Das Stück „Vater“ von Florian Zeller erzählt von André, 80 Jahre alt, Vater von zwei Töchtern, Witwer, der an Demenz leidet. Er lebt allein in seiner Wohnung in Paris und bemüht sich, seiner Tochter zu zeigen, dass er sich noch um sich selbst kümmern kann. Aber langsam ändern sich die Dinge: die Wohnung scheint anders zu sein, die Dinge sind falsch, die Zeit ändert sich ständig, ist es noch jetzt oder sind wir gerade wieder in der Vergangenheit?
Das Stück springt in der Zeit. Um dem Publikum eine Orientierung zu geben, wann in der Zeit wir gerade sind, wollte das kreative Team eine grosse Uhr über der Bühnenmitte hängen haben. Diese Uhr sollte in der Lage sein, schneller oder langsamer zu drehen, vor und zurück…

Da die Uhr aber mitten über der Bühne an einer Zugstange hängen sollte, gab es keine Möglichkeit, diese manuell zu bedienen. Also war es meine Aufgabe, eine andere Lösung zu finden.

Eine kabelgebundene Variante erschien mir v.a. wegen der langen Kabelwege nicht sonderlich praktikabel, also habe ich mich gleich in Richtung Funkfernsteuerung orientiert. Zumal mit dem Material, das ich bereits für Toto gekauft hatte, das Basisequipment für ein solches Projekt ja schliesslich bereits vorhanden war.

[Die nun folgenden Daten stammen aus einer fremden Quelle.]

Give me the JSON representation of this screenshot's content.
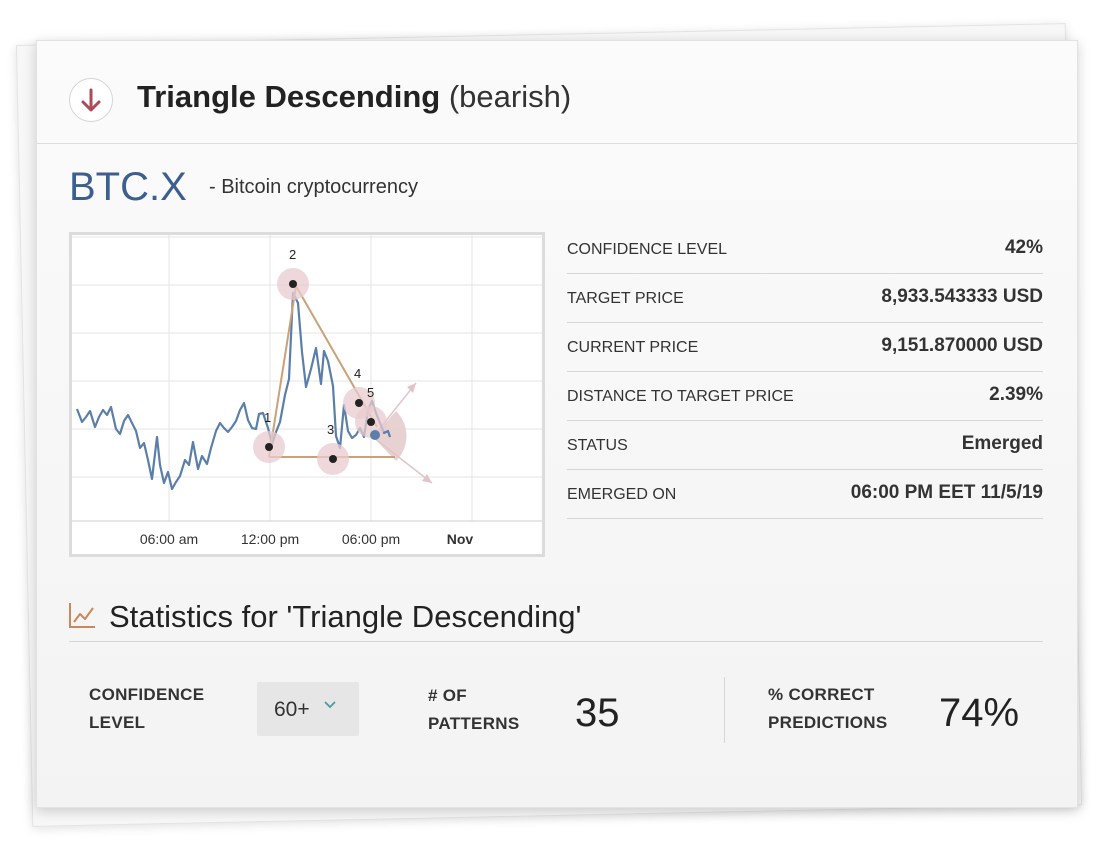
{
  "header": {
    "title": "Triangle Descending",
    "subtitle": "(bearish)",
    "direction_icon": "arrow-down-icon",
    "accent": "#b0495a"
  },
  "instrument": {
    "symbol": "BTC.X",
    "description": "- Bitcoin cryptocurrency",
    "symbol_color": "#3d5f8f"
  },
  "details": [
    {
      "label": "CONFIDENCE LEVEL",
      "value": "42%"
    },
    {
      "label": "TARGET PRICE",
      "value": "8,933.543333 USD"
    },
    {
      "label": "CURRENT PRICE",
      "value": "9,151.870000 USD"
    },
    {
      "label": "DISTANCE TO TARGET PRICE",
      "value": "2.39%"
    },
    {
      "label": "STATUS",
      "value": "Emerged"
    },
    {
      "label": "EMERGED ON",
      "value": "06:00 PM EET 11/5/19"
    }
  ],
  "chart_data": {
    "type": "line",
    "x_tick_labels": [
      "06:00 am",
      "12:00 pm",
      "06:00 pm",
      "Nov"
    ],
    "line_color": "#5b7fa8",
    "pattern_color": "#c9a27a",
    "pattern_points": [
      "1",
      "2",
      "3",
      "4",
      "5"
    ],
    "grid": true
  },
  "stats": {
    "title": "Statistics for 'Triangle Descending'",
    "icon": "line-chart-icon",
    "confidence_label_line1": "CONFIDENCE",
    "confidence_label_line2": "LEVEL",
    "confidence_selected": "60+",
    "patterns_label_line1": "# OF",
    "patterns_label_line2": "PATTERNS",
    "patterns_value": "35",
    "correct_label_line1": "% CORRECT",
    "correct_label_line2": "PREDICTIONS",
    "correct_value": "74%"
  }
}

Eine passende Uhr zu eine akzeptablen Preis war auf ebay-Kleinanzeigen bald gefunden. Das Stück hat einen Durchmesser von ca. 70cm und war einmal eine Bahnhofsuhr. D.h. es handelt sich um eine Nebenuhr aus einer grösseren Uhrenanlage. Damit diese als Uhr funktionieren kann braucht es entweder eine Mutteruhr, oder aber eine sog. Nebenuhrsteuerung. Eine solche habe ich bei einem Anbieter in Bayern gefunden.

Nun galt es diese ganzen Zutaten zu einem fertigen, bühnentauglichen Endprodukt zu vereinen…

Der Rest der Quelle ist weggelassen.